In the evening, I went downstairs to look things over. I saw some very rough bits under the forward coaming and went after it hard with wet 150 paper. I finally got that right. Here I am, surrounded by expert wood workers for miles around fumbling my way through a wooden boat project and only TODAY, TODAY! do I discover that wet sanding is not only a thing, it is THE thing. I’m guessing that my buds thought I already knew that and were just being polite by not telling me about it.
So I gave in and did more sanding (it is not possible to walk by a wooden boat without doing something). Tonight I’ve been wet sanding with 150 paper by hand and following with ScotchBrite pads. That is much too great a gap in grit, but it feels useful. The result on the epoxy coats on the decks is amazing. Tomorrow, I will put 150- and 220-grit discs on the orbital sander, spray down the deck, and set things right. Follow that with a ScotchBrite rubdown, fresh plastic on the tabletop, and a tackcloth massage. Varnish ought to come next. “Next” does not mean “right away.” It means “in a few days when everything is well-cured and 100% dry” and I am really certain that I don’t want to paint more epoxy on the decks.
Day 88
The decks are tolerable after an hour of damp sanding with the orbital sander. I went all the way back to 80, then 150, then 220, then Scotchbrite. Ear muffs make sanding far less onerous (likewise miter-saw metal-cutting). They not only make the work more comfortable, they make it easier to be persistent and precise.
At long last, the clamps are finished! Some seat of the pants drill-press work following lots of test fitting, careful center-punching and scribing, and truly dizzying spatial relations went into fitting those dominoes together as intended. The result is tight and neat. The best, most-plausible position of the slide has yet to be decided so the boat-side clamps are not locked down to the minideck yet. I’ll use fillets and epoxy-saturated fiberglass when I get down to that, probably with a couple of holes all the way through from deck to tape to promote epoxy’s grip. Mounting the toggle clamp lower and using a thin fender washer above the upper clamps combines to allow the slide to just clear the toggle clamp’s tallest hardware. The clearance is much less than I would have dared design, but the mounting scheme is the very embodiment of “keep the mass low for stability.” So take the win. Late that night (and over the next morning’s coffee), I rebuilt attachment bits where the toggle clamp engages the slide (I must have been very tired and eager to be done with it the day I did that).
Now. Paint: I am undecided about the hull color.
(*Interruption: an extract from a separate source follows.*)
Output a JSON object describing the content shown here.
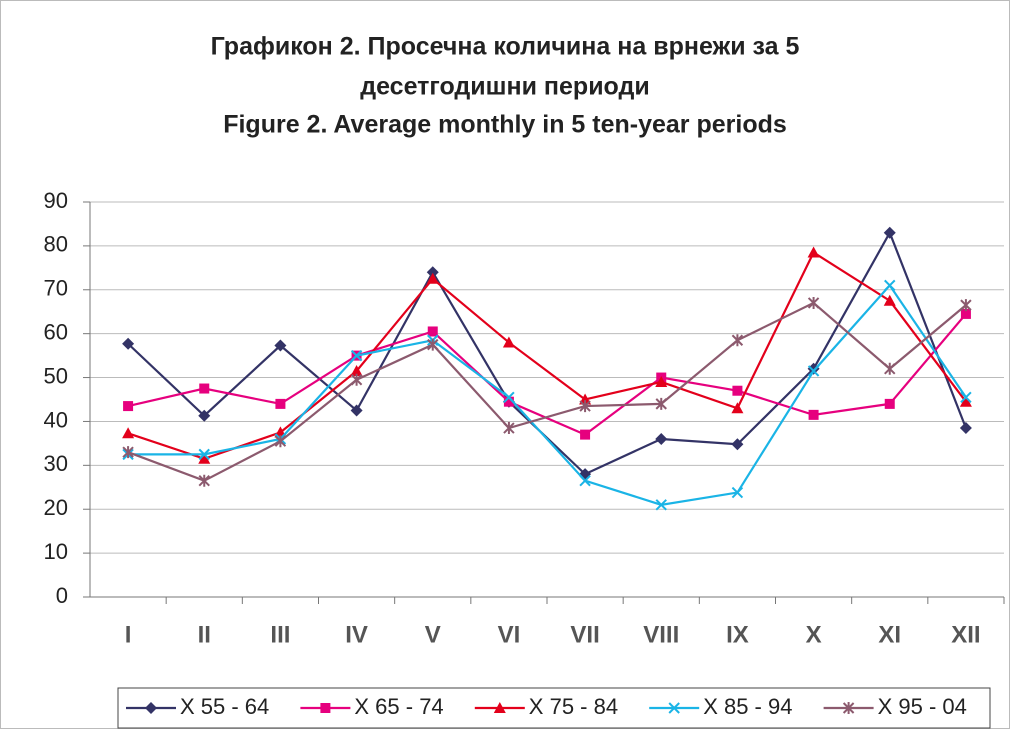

I plan to launch with the hull natural (“bright” as they say), with a couple of coats of varnish in case I am slow about deciding what to do “for real.” A flat white hull beneath a natural deck and splash box remains appealing. This does not have to be decided now or even this year. Neither the primer nor the paint is cheap, so I’ll wait until I am sure (enough).
I still need to work out stretchers. And exactly how I want to mount the rigger and its supporting structure to the slide. There are lots of options; none are difficult; I just need to pick some, buy some bolts (always), and get at it.